In initial work, we found a version of Retrospective Optimization, in which we optimize over a single randomly generated long sample path, is often effective for optimizing policy parameters in relatively simple stochastic supply chains. In these applications, the optimization problem is frequently an integer program. However, preliminary efforts to directly extend this methodology to more complex supply chains, and to optimize risk mitigation strategies, were in many cases too slow to be effective.
To address this limitation, we first develop a two-stage algorithm that uses Retrospective Optimization over a relatively short time horizon to provide starting points for stochastic approximation gradient search. We perform extensive computational experiments to compare this approach to Retrospective Optimization without gradient search on a sequence of increasingly complex supply chains.
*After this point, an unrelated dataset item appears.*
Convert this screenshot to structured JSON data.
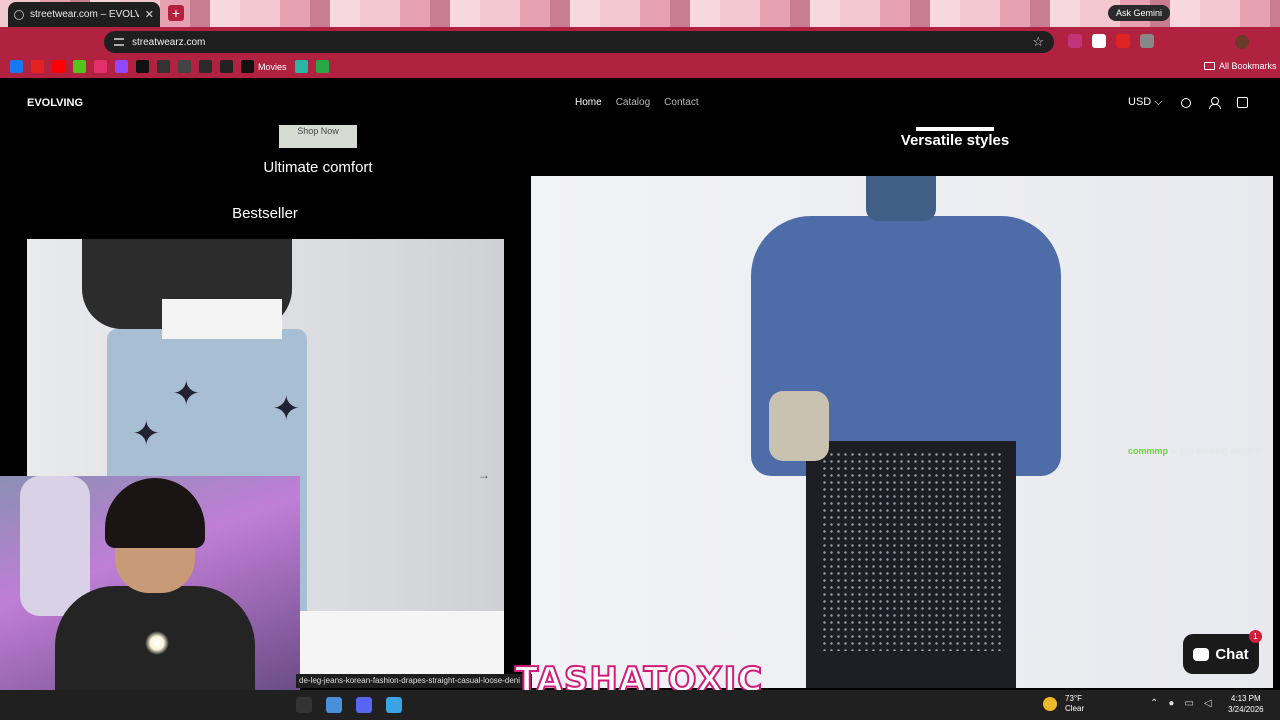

In a data-driven setting where the policy parameters are set using available past data rather than a randomly generated sample path, the resulting MILP formulation presents similar computational challenges to those found in our Retrospective Optimization approaches. This observation motivates us to modify and test our algorithm in a data-driven setting, using sales data from a major European grocery chain store. We focus on a setting in which policy paramters can be a function of exogenous factors such as the day of the week and the outside temperature. We examine complex inventory management models that involve perishable inventory. and show that with suitable modifications, the same two-stage algorithm is effective for determining the data-driven inventory policy parameters.